The first mini-symposium at the Cornea and Eye Banking Forum focused on limbal stem cell deficiency (LSCD) and corneal stromal opacification, with presenters highlighting LSCD, autologous limbal stem cell transplantation, repair of corneal injuries using bioadhesive hydrogels, and cultivated human corneal keratocytes for corneal opacities.

Sophie Deng, MD, PhD, Los Angeles, led with LSCD discussion. It has been described as “an ocular surface disease caused by a decrease in the population and/or function of corneal epithelial stem/progenitor cells.” This decrease leads to the inability to sustain the normal homeostasis of the corneal epithelium, she said. LSCD may be acquired or hereditary, and diagnosis is based on clinical presentation (symptoms and signs). However, the signs of an abnormal epithelium can be subtle and often not specific to LSCD, Dr. Deng said, adding that adjunct diagnostic tests may be necessary.

Also during the session, Nasim Annabi, PhD, Los Angeles, discussed repair of corneal injuries using bioadhesive hydrogels, specifically highlighting a product called GelCORE.

Corneal stroma defects may be caused by physical trauma, burns, inflammation, or infections/corneal ulcers, she said. The standard of care to handle these include cyanoacrylate glue, suturing, or tissue patch grafting/therapeutic corneal grafting, but all of these have significant disadvantages, such as high costs, uncontrolled tissue healing, and risk of immune response (in case of grafts), Dr. Annabi said.

She went on to describe GelCORE as made from gelatin-based, photocrosslinkable biomaterials that is more adhesive than commercially available sealants. Dr. Annabi added that GelCORE is easy to apply with tunable biomechanical properties, a tunable retention period by varying polymer ratios, strong adhesion, and the potential for use as drug delivery platform.

Editors’ note: The speakers have no relevant financial interests.

‘Management of Corneal Endothelial Dysfunction: Where Are We Heading?’

The second mini-symposium of the Cornea and Eye Banking Forum looked at options in the management of corneal endothelial dysfunction.

Ula Jurkunas, MD, Boston, discussed genetic modulation. The corneal endothelium, with aging and time, is disrupted by guttae, she said.

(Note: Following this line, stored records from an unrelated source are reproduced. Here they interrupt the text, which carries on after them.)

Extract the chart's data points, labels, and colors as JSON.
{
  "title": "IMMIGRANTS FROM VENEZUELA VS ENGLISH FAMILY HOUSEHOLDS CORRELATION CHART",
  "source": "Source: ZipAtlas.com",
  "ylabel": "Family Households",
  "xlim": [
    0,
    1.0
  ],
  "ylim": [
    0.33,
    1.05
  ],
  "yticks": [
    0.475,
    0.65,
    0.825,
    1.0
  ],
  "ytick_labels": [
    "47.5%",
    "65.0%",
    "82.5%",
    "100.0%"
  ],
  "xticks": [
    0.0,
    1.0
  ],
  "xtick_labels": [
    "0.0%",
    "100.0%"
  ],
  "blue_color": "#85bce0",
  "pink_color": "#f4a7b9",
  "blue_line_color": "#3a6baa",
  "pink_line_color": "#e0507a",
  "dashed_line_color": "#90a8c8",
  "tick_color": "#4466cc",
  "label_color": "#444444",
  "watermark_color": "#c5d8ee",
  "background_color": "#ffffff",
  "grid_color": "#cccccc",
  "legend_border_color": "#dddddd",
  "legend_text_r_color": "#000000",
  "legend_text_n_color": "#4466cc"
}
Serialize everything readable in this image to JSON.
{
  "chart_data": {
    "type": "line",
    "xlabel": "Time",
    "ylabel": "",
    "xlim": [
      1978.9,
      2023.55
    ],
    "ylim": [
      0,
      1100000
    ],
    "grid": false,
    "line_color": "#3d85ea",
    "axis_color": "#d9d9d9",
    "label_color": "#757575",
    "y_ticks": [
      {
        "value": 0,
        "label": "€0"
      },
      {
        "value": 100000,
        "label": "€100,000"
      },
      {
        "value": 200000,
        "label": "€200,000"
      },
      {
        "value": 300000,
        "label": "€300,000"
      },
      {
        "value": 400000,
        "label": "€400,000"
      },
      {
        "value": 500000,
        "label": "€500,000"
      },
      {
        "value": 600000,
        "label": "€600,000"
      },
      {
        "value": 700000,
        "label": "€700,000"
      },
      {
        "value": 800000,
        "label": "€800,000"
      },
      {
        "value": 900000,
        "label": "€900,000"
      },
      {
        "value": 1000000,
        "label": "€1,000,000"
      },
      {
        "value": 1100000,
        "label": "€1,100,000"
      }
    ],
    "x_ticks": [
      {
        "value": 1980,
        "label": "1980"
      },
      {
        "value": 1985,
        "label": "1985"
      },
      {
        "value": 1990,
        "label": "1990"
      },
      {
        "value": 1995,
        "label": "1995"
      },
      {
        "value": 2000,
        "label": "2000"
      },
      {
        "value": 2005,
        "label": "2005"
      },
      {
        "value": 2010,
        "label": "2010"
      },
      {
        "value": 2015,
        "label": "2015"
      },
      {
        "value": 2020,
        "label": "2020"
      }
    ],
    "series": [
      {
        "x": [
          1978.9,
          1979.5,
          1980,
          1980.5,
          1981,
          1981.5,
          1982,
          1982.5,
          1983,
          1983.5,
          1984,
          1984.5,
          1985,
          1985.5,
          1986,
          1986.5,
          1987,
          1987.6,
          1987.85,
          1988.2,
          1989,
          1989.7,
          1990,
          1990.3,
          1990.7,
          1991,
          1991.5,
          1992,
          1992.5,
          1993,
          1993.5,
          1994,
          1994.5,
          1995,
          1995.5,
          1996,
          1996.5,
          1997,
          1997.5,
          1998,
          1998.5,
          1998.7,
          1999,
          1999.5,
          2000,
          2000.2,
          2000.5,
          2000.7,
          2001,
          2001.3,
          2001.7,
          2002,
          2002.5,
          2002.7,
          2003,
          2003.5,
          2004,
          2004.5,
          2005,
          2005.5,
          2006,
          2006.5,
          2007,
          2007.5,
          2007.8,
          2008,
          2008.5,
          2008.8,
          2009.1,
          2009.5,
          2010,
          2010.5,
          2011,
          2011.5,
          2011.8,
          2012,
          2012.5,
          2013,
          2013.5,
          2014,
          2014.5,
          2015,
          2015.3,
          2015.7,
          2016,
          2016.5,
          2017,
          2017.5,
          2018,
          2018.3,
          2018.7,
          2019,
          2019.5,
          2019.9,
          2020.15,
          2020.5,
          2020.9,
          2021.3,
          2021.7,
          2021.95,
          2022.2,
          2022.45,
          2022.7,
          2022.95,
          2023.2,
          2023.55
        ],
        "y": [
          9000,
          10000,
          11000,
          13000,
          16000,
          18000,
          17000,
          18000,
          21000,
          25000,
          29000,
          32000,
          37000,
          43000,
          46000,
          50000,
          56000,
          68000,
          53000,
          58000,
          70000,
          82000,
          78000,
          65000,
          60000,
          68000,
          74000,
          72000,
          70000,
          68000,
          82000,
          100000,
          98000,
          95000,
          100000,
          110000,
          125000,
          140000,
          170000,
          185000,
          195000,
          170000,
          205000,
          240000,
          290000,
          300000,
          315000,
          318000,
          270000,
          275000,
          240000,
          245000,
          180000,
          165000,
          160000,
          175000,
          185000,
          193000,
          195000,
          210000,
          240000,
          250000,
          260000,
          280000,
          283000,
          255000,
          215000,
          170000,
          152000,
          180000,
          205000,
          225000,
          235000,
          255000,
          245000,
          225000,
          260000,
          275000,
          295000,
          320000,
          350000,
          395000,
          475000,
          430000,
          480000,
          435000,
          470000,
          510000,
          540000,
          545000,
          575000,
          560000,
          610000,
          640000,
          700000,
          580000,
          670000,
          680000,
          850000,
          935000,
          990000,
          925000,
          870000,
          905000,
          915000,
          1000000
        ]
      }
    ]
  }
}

Fuchs’ is a late-onset genetic disorder, and there are many ways to study the genetics of it, she said.

The most common and relevant gene is TCF4 repeat expansion. Dr. Jurkunas said there are studies underway to understand how TCF4 repeat expansion can be treated, and she noted that one way is to excise those repeats.

Dr. Jurkunas went on to discuss CRISPR-Cas9, which uses a viral vector to perform gene editing in vivo. She noted that there is currently no work with this in cornea underway, however, it has been experimented with in retinal degenerations. Alternatively, instead of packaging CRISPR-Cas9 into a viral particle, you could put it into a nanoparticle, Dr. Jurkunas said.

She also mentioned using an antisense oligonucleotide (ASO), but she noted that this is in a “lab stage” and not in trials.

Dr. Jurkunas offered several key points to consider when designing genetic therapies. First, she said to consider the role of guttae and variation in topographical distribution. Secondly, she said it’s important to consider the interplay between gene and environment and suggested targeting modifiable factors. Lastly, she pointed to lessons learned from Descemet stripping only: not all cells manifest the disease; peripheral cells may be a source of healthy cells; think more about cell migration and proliferation; and know the role of corneal endothelial progenitor cells.